Simone Mogul (Philadelphia PA)
I am a mom of an adopted special needs child from Russia. Now 30 years old. She has blond hair and blue eyes my husband and I have brown hair and eyes. My daughter was almost 4 when we adopted her. I always thought it was important for families of adopted children to make sure their children did not have their cultural identities removed from them. My daughter kept her birth name we just added our family name on to the end of her birth name. We are secular and cultural Jews. She was baptized into the Russian church twice. Once at birth once when I went to adopt her. When she was younger we took her to the Russian church during the holidays. I found her birth parents and we went back to meet them. I believe it’s important to know your heritage and roots if possible. Now she has the knowledge and can choose what path she is taking.
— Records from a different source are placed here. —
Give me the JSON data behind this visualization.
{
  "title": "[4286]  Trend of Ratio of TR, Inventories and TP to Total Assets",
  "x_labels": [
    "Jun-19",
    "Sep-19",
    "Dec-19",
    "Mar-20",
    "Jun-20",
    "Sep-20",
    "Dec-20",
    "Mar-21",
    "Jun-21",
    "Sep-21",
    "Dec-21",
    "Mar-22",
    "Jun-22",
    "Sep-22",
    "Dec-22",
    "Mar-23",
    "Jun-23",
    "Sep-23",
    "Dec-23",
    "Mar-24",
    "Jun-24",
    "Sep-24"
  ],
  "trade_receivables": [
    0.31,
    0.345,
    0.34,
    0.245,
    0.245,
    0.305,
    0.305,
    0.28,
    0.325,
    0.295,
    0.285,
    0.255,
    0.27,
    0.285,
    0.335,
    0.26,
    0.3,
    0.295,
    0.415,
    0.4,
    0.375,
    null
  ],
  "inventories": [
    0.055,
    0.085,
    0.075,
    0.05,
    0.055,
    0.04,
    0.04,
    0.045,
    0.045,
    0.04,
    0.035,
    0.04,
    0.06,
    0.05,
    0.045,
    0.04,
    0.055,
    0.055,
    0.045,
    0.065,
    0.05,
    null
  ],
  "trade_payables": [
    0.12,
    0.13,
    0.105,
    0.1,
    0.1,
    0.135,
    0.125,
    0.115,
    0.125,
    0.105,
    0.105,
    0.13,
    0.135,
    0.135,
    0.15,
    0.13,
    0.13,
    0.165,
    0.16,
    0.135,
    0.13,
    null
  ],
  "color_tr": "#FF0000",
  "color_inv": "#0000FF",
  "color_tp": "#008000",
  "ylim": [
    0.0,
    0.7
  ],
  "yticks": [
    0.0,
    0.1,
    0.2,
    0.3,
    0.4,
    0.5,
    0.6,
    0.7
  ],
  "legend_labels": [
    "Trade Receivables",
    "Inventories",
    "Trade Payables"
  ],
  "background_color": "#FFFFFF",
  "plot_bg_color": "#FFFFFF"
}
lou andrews (Portland Oregon)
@Simone Mogul-I'm American of Ukrainian descent. Parents from the old country, they tried hard to instill those cultural roots mostly to a great failure. I'm a human being. End of story. I choose, there where's, the what's the how's in my life. Racial and cultural roots are secondary.
IGupta (New York)
While shopping, I recently wished a stranger with Asian origins a Happy Lunar New Year. I was not prepared for her response..."I do not celebrate Lunar New Year." I was surprised and wondered, and I guess she saw the wonder and confusion on my face as I myself come from a different country but really enjoy the customs and traditions of my origins even while living and being a US citizen and enjoying the customs of this country. She said to me that she was adopted, and we left it at that. I felt a bit awkward at the same time felt sad that she had not had the opportunity to explore the culture of her origins and did not identify with being of Asian origin at all. Or then, maybe she had...just did not feel or want to be a part of it. I don't know. It will make me think twice the next time before assuming.
beth (florida)
As the parent if a Korean adoptee he is very unhappy when these assumptions are made about him and finds people who make them to be horribly ignorant. One of his favorites is assuming he is going to study math or science in college... Asians are good at math right? We all need to stop with the identity politics in this country. And identity politics, when they are foisted on others through casual assumptions are infuriating. Lastly, schooling pure ignorance is not a bad thing.... so, just for the record not “all” Asians are from the same place or share a heritage. To put it in context, would you ask red headed Mary O’Hare if she enjoyed her Christmas? Probably not. So, use this logic to retrain your brain when you spot “an Asian” and TRY to be one of the people who rise above identity politics and let people be themselves.
Ray (Idaho)
@IGupta, Perhaps it is best not to make visual assumptions. Would you say Happy Kwanzaa to someone who was black that you came upon in a store? Especially if you are not black? Happy Passover to someone who visually appears Jewish? Why do we have to make visual assumptions? Your heart was in the right place but it is just a different kind of racial hot boxing that really isn't helpful.
GY (NYC)
Dissonance from the expectation of who you should be, based on your external appearance, and who you actually are, based on your actual life and experience. This constant background noise can either feed or steal from your confidence, comfort, well being, ability to accept love and uncertainty And it is all part of the process of getting to where you understand and accept who you are, as a priority over who you should be, along with a certain sadness and sense of loss and longing for what might have been.
Nan (Paz)
Your comment is incredibly insightful. Thank you.
Ginger (N.Y.)
You absolutely nailed it! People raised by their family of origin in their own country can feel this same sense of not belonging if they don’t resonate with their culture of origin and struggle to adapt, especially in multi racial families. I am suddenly reminded of a treasure of a book The Color of Water. Thank you for your response.